NRZ 21.2.2003 - Die Seite Drei - "Wir tun was"

Zeitungs-Artikel als JPG-Datei   (189 KBytes)

Was hängt auf unserem "Firmen-Klo" ;-)
Was ist ein Kunde (.pdf)   (32 KBytes)
Unser Kunde (.pdf)   (32 KBytes)


"Motivation auf dem Firmenklo"

UNTERNEHMEN / Altes Handwerk und moderne Technologie
schließen sich bei Glasermeister Dirk Lankermann nicht aus.


MICHAEL SCHWARZ

DUISBURG.
Jung? Ja. Dynamisch? Ja. Erfolglos? Ein klares Nein! Dirk Lankermann ist der Typ erfolgreicher Geschäftsmann: Ein großer, blonder Sunnyboy, der auf den ersten Blick sympathisch wirkt, durch Rhethorik und technisches Wissen beeindruckt. Schon als achtjähriger Schüler begann er, sich intensiv mit Bits und Bytes zu beschäftigen. Schnell galt er im Freundeskreis als Computer-Freak. Sein beruflicher Werdegang schien programmiert. Doch in den Vorstandsetagen eines bedeutenden IT-Unternehmens sucht man den 31-Jährigen heute vergebens.
   Dirk Lankermann entschloss sich bereits früh, in den ältesten Handwerksbetrieb am Niederrhein, die Glas-Firma Scholl, einzusteigen. Vor sechs Jahren übernahm er das traditionsreiche Geschäft von seinem Vater Arnold. Ein Schritt, den der Glasermeister nie bereut hat. Mittlerweile führt er im Duisburger Industriegebiet Neuenkamp ein modernes Kleinunternehmen mit zehn Mitarbeitern. Und hat damit so einigen Freunden aus der Schulzeit etwas voraus: Viele gingen in die damals boomende Computerbranche - und sind heute arbeitslos.
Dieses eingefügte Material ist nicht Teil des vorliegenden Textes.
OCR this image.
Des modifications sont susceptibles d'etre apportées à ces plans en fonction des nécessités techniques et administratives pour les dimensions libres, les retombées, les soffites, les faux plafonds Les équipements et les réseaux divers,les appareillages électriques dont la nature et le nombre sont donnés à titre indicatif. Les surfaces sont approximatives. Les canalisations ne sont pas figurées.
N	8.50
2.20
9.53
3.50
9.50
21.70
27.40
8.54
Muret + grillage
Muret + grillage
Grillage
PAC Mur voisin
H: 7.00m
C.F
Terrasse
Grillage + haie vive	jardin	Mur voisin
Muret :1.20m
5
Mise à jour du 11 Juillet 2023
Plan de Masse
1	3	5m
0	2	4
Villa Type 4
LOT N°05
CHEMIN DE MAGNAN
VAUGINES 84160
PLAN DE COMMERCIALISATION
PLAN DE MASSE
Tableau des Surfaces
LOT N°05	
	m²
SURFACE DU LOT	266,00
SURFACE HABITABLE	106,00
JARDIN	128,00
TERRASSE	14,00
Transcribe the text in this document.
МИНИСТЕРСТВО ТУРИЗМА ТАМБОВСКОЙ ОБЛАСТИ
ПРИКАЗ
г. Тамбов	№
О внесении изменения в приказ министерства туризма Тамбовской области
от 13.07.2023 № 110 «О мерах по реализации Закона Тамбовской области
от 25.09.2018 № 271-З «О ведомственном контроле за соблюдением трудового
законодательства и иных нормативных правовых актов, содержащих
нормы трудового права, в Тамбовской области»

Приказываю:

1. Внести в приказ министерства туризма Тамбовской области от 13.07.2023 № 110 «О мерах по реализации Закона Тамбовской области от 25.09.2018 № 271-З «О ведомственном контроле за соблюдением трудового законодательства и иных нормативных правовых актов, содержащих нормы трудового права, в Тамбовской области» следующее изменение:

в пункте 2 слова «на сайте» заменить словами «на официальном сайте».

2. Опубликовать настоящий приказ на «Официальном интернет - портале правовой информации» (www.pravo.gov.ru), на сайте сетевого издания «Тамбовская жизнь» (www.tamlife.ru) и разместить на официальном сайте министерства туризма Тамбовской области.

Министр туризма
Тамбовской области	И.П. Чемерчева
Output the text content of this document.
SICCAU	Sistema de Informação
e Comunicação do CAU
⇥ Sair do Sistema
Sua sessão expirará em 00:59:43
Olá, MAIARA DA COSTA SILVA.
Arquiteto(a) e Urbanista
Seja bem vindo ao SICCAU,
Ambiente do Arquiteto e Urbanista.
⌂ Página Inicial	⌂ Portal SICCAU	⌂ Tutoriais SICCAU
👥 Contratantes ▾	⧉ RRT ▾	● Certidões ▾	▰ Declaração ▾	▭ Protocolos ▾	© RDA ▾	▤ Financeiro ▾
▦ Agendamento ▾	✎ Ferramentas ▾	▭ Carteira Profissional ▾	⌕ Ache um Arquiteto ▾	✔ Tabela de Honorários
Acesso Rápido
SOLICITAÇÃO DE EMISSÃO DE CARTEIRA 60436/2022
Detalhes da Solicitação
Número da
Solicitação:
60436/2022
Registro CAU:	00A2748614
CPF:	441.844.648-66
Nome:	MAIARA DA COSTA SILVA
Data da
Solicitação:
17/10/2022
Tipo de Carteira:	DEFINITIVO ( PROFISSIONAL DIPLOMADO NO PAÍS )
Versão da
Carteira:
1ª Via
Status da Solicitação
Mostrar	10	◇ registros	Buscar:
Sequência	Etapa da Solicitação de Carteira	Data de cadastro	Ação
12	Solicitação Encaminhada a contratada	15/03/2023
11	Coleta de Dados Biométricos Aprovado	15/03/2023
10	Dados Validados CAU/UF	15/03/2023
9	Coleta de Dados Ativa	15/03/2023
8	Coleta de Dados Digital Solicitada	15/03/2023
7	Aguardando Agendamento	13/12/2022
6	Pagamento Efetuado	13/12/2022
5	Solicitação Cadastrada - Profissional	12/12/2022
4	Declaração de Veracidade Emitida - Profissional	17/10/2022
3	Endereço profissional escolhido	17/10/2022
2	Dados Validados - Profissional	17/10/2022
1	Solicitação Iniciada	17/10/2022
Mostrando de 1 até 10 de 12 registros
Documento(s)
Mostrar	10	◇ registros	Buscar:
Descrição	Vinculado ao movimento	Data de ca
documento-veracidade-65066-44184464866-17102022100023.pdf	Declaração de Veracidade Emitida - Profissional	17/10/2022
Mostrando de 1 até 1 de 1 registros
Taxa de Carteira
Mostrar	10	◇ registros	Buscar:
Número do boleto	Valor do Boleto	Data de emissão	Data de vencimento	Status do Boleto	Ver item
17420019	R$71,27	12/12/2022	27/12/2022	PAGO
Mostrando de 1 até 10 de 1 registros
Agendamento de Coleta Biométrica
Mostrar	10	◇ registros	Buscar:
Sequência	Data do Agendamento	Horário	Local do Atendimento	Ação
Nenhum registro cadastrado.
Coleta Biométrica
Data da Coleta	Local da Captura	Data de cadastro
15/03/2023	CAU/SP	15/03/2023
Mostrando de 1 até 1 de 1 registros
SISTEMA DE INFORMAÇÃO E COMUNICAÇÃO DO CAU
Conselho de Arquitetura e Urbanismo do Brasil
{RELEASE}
Der Markt ist hart umkämpft
   "Durchblick" kündigt das Plakat für Türen im Foyer der Glas-Firma an. Und den muss auch Lankermann stets bewahren. Der Markt ist hart umkämpft, die Konjunkturflaute hinterlässt ihre Spuren. "Da muss man schon sehr genau rechnen", sagt der Unternehmer. "Die Einnahmen sinken, Kosten explodieren." Alleine die Einträge in Telefonbuch und "Gelbe Seiten" verschlängen 20 000 Euro im Jahr. Und darauf könne man keinesfalls verzichten. Werbung sei das A und O! Das größte Problem sei derzeit aber die Zahlungsmoral vieler Leute, hat der Glasermeister festgestellt, "denn was nützen alle Aufträge, wenn sie später nicht bezahlt werden." Doch Lamentieren liegt dem 31-Jährigen nicht. Die Arbeit mache trotz schwieriger Wirtschaftslage immer noch Spaß, versichert er. Auch wenn er seit Jahren keinen Urlaub mehr hatte.


(Foto: Hans Hartwig)

   Rund um die Uhr ist Lankermann für den Betrieb im Einsatz. Und das ist keine Floskel. Über Handy ist er wirklich jederzeit erreichbar. Nicht nur die zwölf bis 14 Stunden, die er täglich im Büro oder bei Kunden verbringt, auch in der Nacht und am Wochenende. 365 Tage im Jahr. "Glas-Notdienst" heißt der Service. Bittet um 21 Uhr noch kurz ein Architekt zum Gespräch, oder muss um vier Uhr morgens eine zerborstene Scheibe ausgetauscht werden, Lankermann ist zur Stelle. Es passiere allerdings auch schon mal, dass er von Besoffenen aus dem Bett geklingelt werde, oder sich eine alte Dame nur mal eben nach dem Preis für eine Tischglasplatte erkundigen wolle, schmunzelt der Firmenchef. Er nimmt solche Anrufe locker. Das gehört zum Geschäft. Und der Kunde ist halt König.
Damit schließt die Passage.